In a parallel stream, we developed methods for removing the "M" in MPC. Model Predictive Control (MPC) methods are very popular in industry and academia, but their reliance on a model sometimes hampers their deployment in settings where models are difficult to obtain and maintain; an example is energy management in buildings and districts. In thois context, we worked on Data Enabled Predictive Control (DeePC) methods for replacing the model in the optimisation problem solved by MPC through constraints involving the so-called Hankel matrices constructed from data. They key challenge we addressed is dealing with systems that are subject to uncertainty; the key ingredient is appropriate regularisation based on methods from stochastic programming and robust optimisation.
OCAL resulted in numerous publications in the best venues of automatic control and the successful completion of three doctoral theses, with two more nearing completion at the end of the project. Our computational work was also released in two open source parallel, high performance implementations, for GPUs and clusters respectively.
Thanks to the project we now understand better the advantages and limitations of the use of numerical methods for linear systems and linear programs in the approximation of the dynamic programming formulation of oprimal control.

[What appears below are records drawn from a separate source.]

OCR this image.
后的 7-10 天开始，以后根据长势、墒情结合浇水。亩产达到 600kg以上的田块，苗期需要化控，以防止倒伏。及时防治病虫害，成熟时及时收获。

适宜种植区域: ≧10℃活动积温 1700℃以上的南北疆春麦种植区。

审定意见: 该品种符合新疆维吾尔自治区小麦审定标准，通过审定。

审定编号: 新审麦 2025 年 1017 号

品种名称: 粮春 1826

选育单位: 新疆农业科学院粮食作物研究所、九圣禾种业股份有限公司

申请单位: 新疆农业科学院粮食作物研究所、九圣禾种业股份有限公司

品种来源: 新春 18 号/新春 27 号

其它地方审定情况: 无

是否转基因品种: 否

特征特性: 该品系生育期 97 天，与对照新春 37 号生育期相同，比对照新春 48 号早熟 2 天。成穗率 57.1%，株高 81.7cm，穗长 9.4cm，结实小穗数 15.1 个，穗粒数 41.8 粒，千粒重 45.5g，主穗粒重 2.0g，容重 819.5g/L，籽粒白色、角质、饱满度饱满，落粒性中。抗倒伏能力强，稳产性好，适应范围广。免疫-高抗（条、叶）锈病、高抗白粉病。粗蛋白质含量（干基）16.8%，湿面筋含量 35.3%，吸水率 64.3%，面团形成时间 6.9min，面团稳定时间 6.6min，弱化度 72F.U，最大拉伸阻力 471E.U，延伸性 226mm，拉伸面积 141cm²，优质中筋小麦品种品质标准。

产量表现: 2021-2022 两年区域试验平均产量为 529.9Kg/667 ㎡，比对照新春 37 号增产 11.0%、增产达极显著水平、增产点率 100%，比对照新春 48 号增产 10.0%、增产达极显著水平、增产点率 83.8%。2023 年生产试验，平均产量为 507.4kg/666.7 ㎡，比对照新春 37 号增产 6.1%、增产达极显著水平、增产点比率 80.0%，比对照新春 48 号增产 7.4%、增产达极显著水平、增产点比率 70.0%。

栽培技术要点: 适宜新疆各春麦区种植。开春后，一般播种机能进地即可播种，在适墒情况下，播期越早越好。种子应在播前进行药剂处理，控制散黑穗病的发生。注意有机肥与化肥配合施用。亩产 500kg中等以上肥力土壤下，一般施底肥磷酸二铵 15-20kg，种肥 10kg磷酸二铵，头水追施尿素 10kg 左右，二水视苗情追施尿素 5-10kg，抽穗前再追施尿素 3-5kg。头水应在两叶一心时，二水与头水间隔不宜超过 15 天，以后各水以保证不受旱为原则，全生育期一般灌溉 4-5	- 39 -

Besides our methodological results that others can now build on (such as the introduction of the relaxed Bellman operator and the characterisation of its fundamental properties), OCAL also developed open-source computational tools that other groups can use to deploy dynamic programming solutions to optimal control problems of unprecedented scale.
Similarly, in the context of Model Predictive Control, the OCAL results contributed to the development of the Data Enabled Predictive Control methodology, arguably the leading contender for model-free predictive control to day. Our results allowed is to put solid theoretical foundations to support the practice of using regularisation in Data Enabled Predictive Control. This enabled the deployment of the methods to difficult nonlinear problems such as power systems or the control or urban mobility systems.